Would not a better approach be to just place a noindex on the linked page instead?

And back to another question that went unanswered previously. If I have a page of search results with many links to internal pages shouldn't I leave these follow as well (even if the page itself is noindex?). My understanding is that the more links you have to a specific page on your site (internally) the more important google thinks that page is, correct?

Thanks to all those who have been helping me. Although I am a life long programmer I am still fairly new to SEO and I'm trying to understand many of the concepts in an unusual context. The site is very very large and does not lend itself to the simple "these are my keywords" approach as people use the resources in a thousand different ways. And any mistake (or stroke of genius) is multiplied exponentially because the site is scripted and very large. I am NOT editing hard coded pages one at a time but rather modifying complicated scripts that generate millions of pages of content.
#internal #nofollow #results #search
  • Profile picture of the author savidge4
    I would consider the situation you are in not so much a catch 22 as it is a straight up conundrum.

    I think you need to look at your site as "living" there is nothing static. ( or very little ) so your site is going to forever grow based on the ideas that search from its end users will broaden its plausible reach dictated by end user context. If you start no-following or no indexing you would be in essence cutting or stopping that growth.
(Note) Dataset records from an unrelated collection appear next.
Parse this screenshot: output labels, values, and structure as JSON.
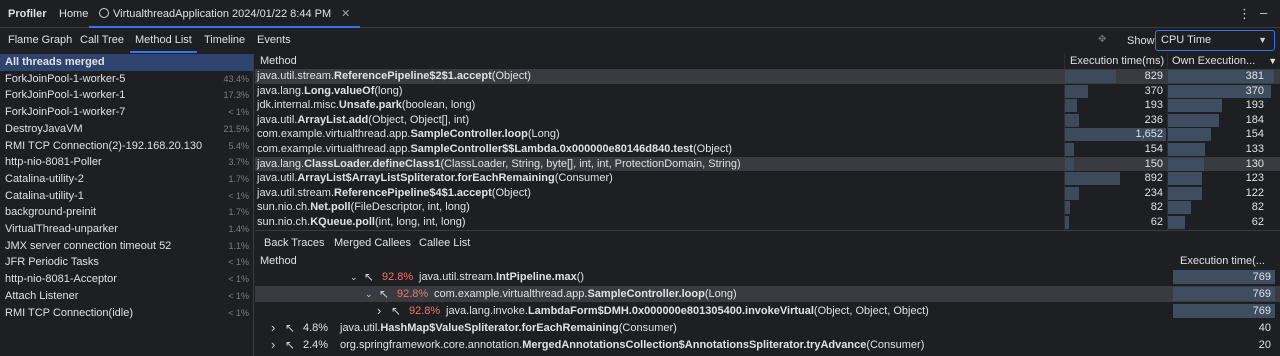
{
  "app_title": "Profiler",
  "top_tabs": [
    {
      "label": "Home"
    },
    {
      "label": "VirtualthreadApplication 2024/01/22 8:44 PM"
    }
  ],
  "view_tabs": [
    "Flame Graph",
    "Call Tree",
    "Method List",
    "Timeline",
    "Events"
  ],
  "active_view_tab": "Method List",
  "show": {
    "label": "Show:",
    "value": "CPU Time"
  },
  "threads": [
    {
      "name": "All threads merged",
      "pct": ""
    },
    {
      "name": "ForkJoinPool-1-worker-5",
      "pct": "43.4%"
    },
    {
      "name": "ForkJoinPool-1-worker-1",
      "pct": "17.3%"
    },
    {
      "name": "ForkJoinPool-1-worker-7",
      "pct": "< 1%"
    },
    {
      "name": "DestroyJavaVM",
      "pct": "21.5%"
    },
    {
      "name": "RMI TCP Connection(2)-192.168.20.130",
      "pct": "5.4%"
    },
    {
      "name": "http-nio-8081-Poller",
      "pct": "3.7%"
    },
    {
      "name": "Catalina-utility-2",
      "pct": "1.7%"
    },
    {
      "name": "Catalina-utility-1",
      "pct": "< 1%"
    },
    {
      "name": "background-preinit",
      "pct": "1.7%"
    },
    {
      "name": "VirtualThread-unparker",
      "pct": "1.4%"
    },
    {
      "name": "JMX server connection timeout 52",
      "pct": "1.1%"
    },
    {
      "name": "JFR Periodic Tasks",
      "pct": "< 1%"
    },
    {
      "name": "http-nio-8081-Acceptor",
      "pct": "< 1%"
    },
    {
      "name": "Attach Listener",
      "pct": "< 1%"
    },
    {
      "name": "RMI TCP Connection(idle)",
      "pct": "< 1%"
    }
  ],
  "method_table": {
    "headers": {
      "method": "Method",
      "exec": "Execution time(ms)",
      "own": "Own Execution..."
    },
    "max_exec": 1652,
    "max_own": 381,
    "rows": [
      {
        "pre": "java.util.stream.",
        "bold": "ReferencePipeline$2$1.accept",
        "post": "(Object)",
        "exec": 829,
        "own": 381,
        "exec_label": "829",
        "own_label": "381"
      },
      {
        "pre": "java.lang.",
        "bold": "Long.valueOf",
        "post": "(long)",
        "exec": 370,
        "own": 370,
        "exec_label": "370",
        "own_label": "370"
      },
      {
        "pre": "jdk.internal.misc.",
        "bold": "Unsafe.park",
        "post": "(boolean, long)",
        "exec": 193,
        "own": 193,
        "exec_label": "193",
        "own_label": "193"
      },
      {
        "pre": "java.util.",
        "bold": "ArrayList.add",
        "post": "(Object, Object[], int)",
        "exec": 236,
        "own": 184,
        "exec_label": "236",
        "own_label": "184"
      },
      {
        "pre": "com.example.virtualthread.app.",
        "bold": "SampleController.loop",
        "post": "(Long)",
        "exec": 1652,
        "own": 154,
        "exec_label": "1,652",
        "own_label": "154"
      },
      {
        "pre": "com.example.virtualthread.app.",
        "bold": "SampleController$$Lambda.0x000000e80146d840.test",
        "post": "(Object)",
        "exec": 154,
        "own": 133,
        "exec_label": "154",
        "own_label": "133"
      },
      {
        "pre": "java.lang.",
        "bold": "ClassLoader.defineClass1",
        "post": "(ClassLoader, String, byte[], int, int, ProtectionDomain, String)",
        "exec": 150,
        "own": 130,
        "exec_label": "150",
        "own_label": "130"
      },
      {
        "pre": "java.util.",
        "bold": "ArrayList$ArrayListSpliterator.forEachRemaining",
        "post": "(Consumer)",
        "exec": 892,
        "own": 123,
        "exec_label": "892",
        "own_label": "123"
      },
      {
        "pre": "java.util.stream.",
        "bold": "ReferencePipeline$4$1.accept",
        "post": "(Object)",
        "exec": 234,
        "own": 122,
        "exec_label": "234",
        "own_label": "122"
      },
      {
        "pre": "sun.nio.ch.",
        "bold": "Net.poll",
        "post": "(FileDescriptor, int, long)",
        "exec": 82,
        "own": 82,
        "exec_label": "82",
        "own_label": "82"
      },
      {
        "pre": "sun.nio.ch.",
        "bold": "KQueue.poll",
        "post": "(int, long, int, long)",
        "exec": 62,
        "own": 62,
        "exec_label": "62",
        "own_label": "62"
      }
    ]
  },
  "bottom_tabs": [
    "Back Traces",
    "Merged Callees",
    "Callee List"
  ],
  "active_bottom_tab": "Back Traces",
  "back_traces": {
    "headers": {
      "method": "Method",
      "exec": "Execution time(..."
    },
    "rows": [
      {
        "pct": "92.8%",
        "pre": "java.util.stream.",
        "bold": "IntPipeline.max",
        "post": "()",
        "value": "769",
        "expanded": true,
        "hot": true
      },
      {
        "pct": "92.8%",
        "pre": "com.example.virtualthread.app.",
        "bold": "SampleController.loop",
        "post": "(Long)",
        "value": "769",
        "expanded": true,
        "hot": true
      },
      {
        "pct": "92.8%",
        "pre": "java.lang.invoke.",
        "bold": "LambdaForm$DMH.0x000000e801305400.invokeVirtual",
        "post": "(Object, Object, Object)",
        "value": "769",
        "expanded": false,
        "hot": true
      },
      {
        "pct": "4.8%",
        "pre": "java.util.",
        "bold": "HashMap$ValueSpliterator.forEachRemaining",
        "post": "(Consumer)",
        "value": "40",
        "expanded": false,
        "hot": false
      },
      {
        "pct": "2.4%",
        "pre": "org.springframework.core.annotation.",
        "bold": "MergedAnnotationsCollection$AnnotationsSpliterator.tryAdvance",
        "post": "(Consumer)",
        "value": "20",
        "expanded": false,
        "hot": false
      }
    ]
  },
  "colors": {
    "accent": "#3574f0",
    "hot_pct": "#f3736b",
    "bar": "#3d4a5c"
  }
}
    I am sure I am working with a way smaller site. 8 months ago when I started I had 3000 pages indexed. today I have close to 10,000. Take those numbers to the level you are at, and I am sure exponentially the numbers are stupid. Out of pure need on my end to clear out and ease the database, and pull the risk of over redundant and thin content being created dynamically, I had to go in and code as much out as I could.

    As explained in however many threads now LOL I didn't want to squash the growth, I am just ensuring that the growth is advantages to me, to google/bing etc, and to the end user.

    The questions I would start looking at is more on your server end. at X amount of growth, when will my current server situation become critical. In terms of the growth, as much as it is dynamically scalable, what about the hard side? is that scalable as well?

    Is the extension of content and the added context value of the content reciprocating returns? Or are you growing and not gaining?

    Somewhere in all of this there has to be a means to an end. and defining what the "End" is will help determine what the "Means" are.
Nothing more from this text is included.